Prozac Withdrawal
Posted , 4 users are following.
I would like some advice on withdrawal please. I was on 20 mg prozac for about 5 years and 3 years ago I came off, after a 3 month taper. I started to get a serious ringing in my ears and severe insomnia and then I had a year of anxiety, terrible insomnia and intense anger which got worse and worse. The doctor said that I was obviously depressed and advised me to go back on the prozac, which after a year I did, starting with 40mg as the symptoms were so bad. A year later, one year ago, I lowered the dose and started suffering drowsyness and fatigue which lasted 5 months. Then in September I started suffering from the drowsiness and fatigue again and the doctor eventually told me that I needed to come off the prozac as it wasn’t working for me any more. That was about 3 weeks ago. I had a week tapering and then started sertraline. Since then the drowsiness has got worse, accompanied by really bad tinnitus. My query is about the year I had with anxiety, anger and insomnia. Could that have been withdrawal from the prozac? It didn’t get any better over the year – if anything it gradually got worse and worse. At the time I suspected that it was withdrawal as every so often my face would go numb, which was one of my symptoms when I first came off prozac but the doctor said that the symptoms had gone on far too long and I was just depressed/anxious again. (I had suffered form anxiety for a couple of years previously, which had led to CFS, which was why I had gone on the prozac to begin with.) Could that year have been withdrawal?
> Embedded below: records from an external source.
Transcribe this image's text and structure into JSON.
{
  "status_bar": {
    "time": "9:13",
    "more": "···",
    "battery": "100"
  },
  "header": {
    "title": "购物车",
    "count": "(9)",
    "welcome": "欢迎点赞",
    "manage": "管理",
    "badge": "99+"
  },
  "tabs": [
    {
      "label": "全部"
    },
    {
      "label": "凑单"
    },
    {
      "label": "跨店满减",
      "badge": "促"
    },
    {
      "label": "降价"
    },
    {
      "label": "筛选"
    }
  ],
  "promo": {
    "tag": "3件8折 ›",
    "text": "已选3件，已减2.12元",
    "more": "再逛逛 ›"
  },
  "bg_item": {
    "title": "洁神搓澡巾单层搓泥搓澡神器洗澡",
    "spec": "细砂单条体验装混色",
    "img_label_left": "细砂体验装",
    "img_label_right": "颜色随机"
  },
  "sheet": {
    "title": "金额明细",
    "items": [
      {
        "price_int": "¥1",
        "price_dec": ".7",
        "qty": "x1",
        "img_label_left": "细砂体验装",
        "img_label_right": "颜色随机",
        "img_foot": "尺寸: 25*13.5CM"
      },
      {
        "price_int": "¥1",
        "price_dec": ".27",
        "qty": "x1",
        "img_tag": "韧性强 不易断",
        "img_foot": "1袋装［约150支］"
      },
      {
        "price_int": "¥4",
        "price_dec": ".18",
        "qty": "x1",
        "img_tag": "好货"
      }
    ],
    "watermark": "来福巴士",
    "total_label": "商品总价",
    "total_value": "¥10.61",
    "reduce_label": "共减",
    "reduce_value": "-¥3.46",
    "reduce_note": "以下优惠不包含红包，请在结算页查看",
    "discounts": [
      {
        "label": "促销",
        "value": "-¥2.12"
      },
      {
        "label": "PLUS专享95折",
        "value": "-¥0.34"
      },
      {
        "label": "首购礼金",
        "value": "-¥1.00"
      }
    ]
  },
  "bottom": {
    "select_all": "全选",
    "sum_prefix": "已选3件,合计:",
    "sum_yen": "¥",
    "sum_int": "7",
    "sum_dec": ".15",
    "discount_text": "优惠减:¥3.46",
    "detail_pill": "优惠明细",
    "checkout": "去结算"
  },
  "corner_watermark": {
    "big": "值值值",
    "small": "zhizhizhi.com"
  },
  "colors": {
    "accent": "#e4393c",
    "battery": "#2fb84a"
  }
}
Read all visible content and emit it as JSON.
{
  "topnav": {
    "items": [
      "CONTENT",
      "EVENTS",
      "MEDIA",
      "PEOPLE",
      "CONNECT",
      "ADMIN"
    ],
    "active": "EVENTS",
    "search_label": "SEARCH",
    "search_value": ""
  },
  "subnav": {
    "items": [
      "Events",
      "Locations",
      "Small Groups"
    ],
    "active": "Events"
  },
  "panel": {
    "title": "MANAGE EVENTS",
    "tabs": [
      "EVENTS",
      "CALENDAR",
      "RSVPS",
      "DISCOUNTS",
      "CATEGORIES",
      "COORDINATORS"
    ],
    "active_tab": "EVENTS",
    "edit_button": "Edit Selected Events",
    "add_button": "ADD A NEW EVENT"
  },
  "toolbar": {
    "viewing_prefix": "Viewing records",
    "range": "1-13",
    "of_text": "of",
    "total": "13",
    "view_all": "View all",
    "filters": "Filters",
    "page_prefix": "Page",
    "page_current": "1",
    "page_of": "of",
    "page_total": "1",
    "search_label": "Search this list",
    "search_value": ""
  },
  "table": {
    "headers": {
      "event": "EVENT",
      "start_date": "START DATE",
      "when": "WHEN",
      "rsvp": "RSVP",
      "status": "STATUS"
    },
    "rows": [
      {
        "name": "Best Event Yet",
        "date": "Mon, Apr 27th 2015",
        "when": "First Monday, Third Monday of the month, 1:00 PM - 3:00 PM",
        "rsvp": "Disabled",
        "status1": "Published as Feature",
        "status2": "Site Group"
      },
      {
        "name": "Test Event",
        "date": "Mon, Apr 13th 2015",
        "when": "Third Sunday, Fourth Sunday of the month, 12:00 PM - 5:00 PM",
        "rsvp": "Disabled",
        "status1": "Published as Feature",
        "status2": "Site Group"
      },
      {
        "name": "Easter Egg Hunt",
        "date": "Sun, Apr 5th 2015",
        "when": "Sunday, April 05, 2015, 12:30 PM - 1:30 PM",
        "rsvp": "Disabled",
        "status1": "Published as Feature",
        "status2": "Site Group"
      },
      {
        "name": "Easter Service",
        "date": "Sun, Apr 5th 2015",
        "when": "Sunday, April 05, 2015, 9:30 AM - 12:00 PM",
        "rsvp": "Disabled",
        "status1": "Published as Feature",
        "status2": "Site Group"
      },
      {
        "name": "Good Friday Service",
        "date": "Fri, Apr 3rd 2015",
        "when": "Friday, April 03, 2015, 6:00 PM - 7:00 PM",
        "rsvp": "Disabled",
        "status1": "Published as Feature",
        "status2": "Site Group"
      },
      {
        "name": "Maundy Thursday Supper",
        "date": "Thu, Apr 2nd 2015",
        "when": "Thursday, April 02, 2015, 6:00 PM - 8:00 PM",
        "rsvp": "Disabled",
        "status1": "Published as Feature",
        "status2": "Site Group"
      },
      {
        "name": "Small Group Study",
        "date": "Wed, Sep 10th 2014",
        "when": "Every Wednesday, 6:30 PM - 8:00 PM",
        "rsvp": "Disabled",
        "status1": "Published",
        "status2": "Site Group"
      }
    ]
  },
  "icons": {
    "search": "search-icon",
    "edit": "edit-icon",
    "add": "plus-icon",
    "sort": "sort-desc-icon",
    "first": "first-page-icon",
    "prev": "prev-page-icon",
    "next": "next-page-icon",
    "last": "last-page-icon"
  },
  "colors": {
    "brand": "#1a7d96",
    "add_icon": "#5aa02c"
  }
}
In which case what do I do now? I can’t go back on prozac as it had started to have a bad effect on me. I’m a bit despairing at the moment – I have recently had to put my PhD on hold because the drowsiness got so bad and I’m dreading the withdrawal if it’s going be as bad as last time.
0 likes, 9 replies
Zio10 Chochka
Posted
betsy0603 Chochka
Posted
You will find that there are many others like you there. You are now in a tricky place because your nervous system has become so destabilized. What you are experiencing is actually your nervous system trying to heal, believe it or not. There is tons of information on the site, and now is the time to get informed. Going on another drug at this point could be very paradoxical for you.
I hope to see you over at SA. I go by SquirrellyGirl there. I went through 10 months of protracted withdrawal from Effexor, ending in reinstatement which luckily DID work, and I have learned so much since then.
Zio10 betsy0603
Posted
betsy0603 Zio10
Posted
Zio10 betsy0603
Posted
betsy0603 Zio10
Posted
You may have missed my point about the reinstatement. It helped me in that my brain had become dependent on it, and when my brain was no longer getting it, all hell broke loose. You know how a heroin addict goes into withdrawal with a cold turkey stop, and then when he gets a hit of heroin, suddenly the withdrawal symptoms go away. Well, that's what reinstatement was like for me.
These drugs cause the brain to physically remodel, building the drug's action into the framework. These drugs block the resorption of serotonin (and norepinephrine with ven) from the gap between nerves, CAUSING an imbalance. The brain likes homeostasis so starts adding more receptors to try to regain balance. Neurotransmitter production also goes down for the same reason. Then, when you quickly go off the drug, the brain is left with a huge imbalance again, the result being withdrawal symptoms. It is not about the drug being there or not but about the actual modifications that took place in the brain when the drug was present. When one has been on the drug for 12 years, the brain has become very used to operating in it's presense; basically a new brain was built and now a new brain has to be buiilt again, this time with the drug absent. The healing process to get there is very slow and the symptoms reflecting all the chaos rather extreme.
The drug helped me not because I need the drugs because of my depression, but because my brain changed from years of it's affects, and taking it again relieved the withdrawal symptoms.
I would rather be free of a substance that causes such huge remodeling of my brain. I am hoping that I will get my sex life back, as well as be able to feel real emotions again. I have done the emotional work outside of drugs that I think will get me through should I feel depressed again. I am hoping that my memory will improve, that the cognitive damage isn't permanent. I won't get my bone back, but hopefully other damage will reverse.
Atki82 Chochka
Posted
betsy0603 Atki82
Posted
It sounds like your system got sensitized by the switch to fluox and then increases. You were proably in withdrawal from paroxetine when upping the dose of fluox, which is why it just didn't work no matter how high you went, not to mention adding on the side effects from increasing so quickly. And then you were swtiched to Effexor, 150 mg straight away?!!!!! Yikes! No wonder you system is messed up and you don't feel well! These drugs are exrtremely powerful and CREATE imbalances rather than correct them.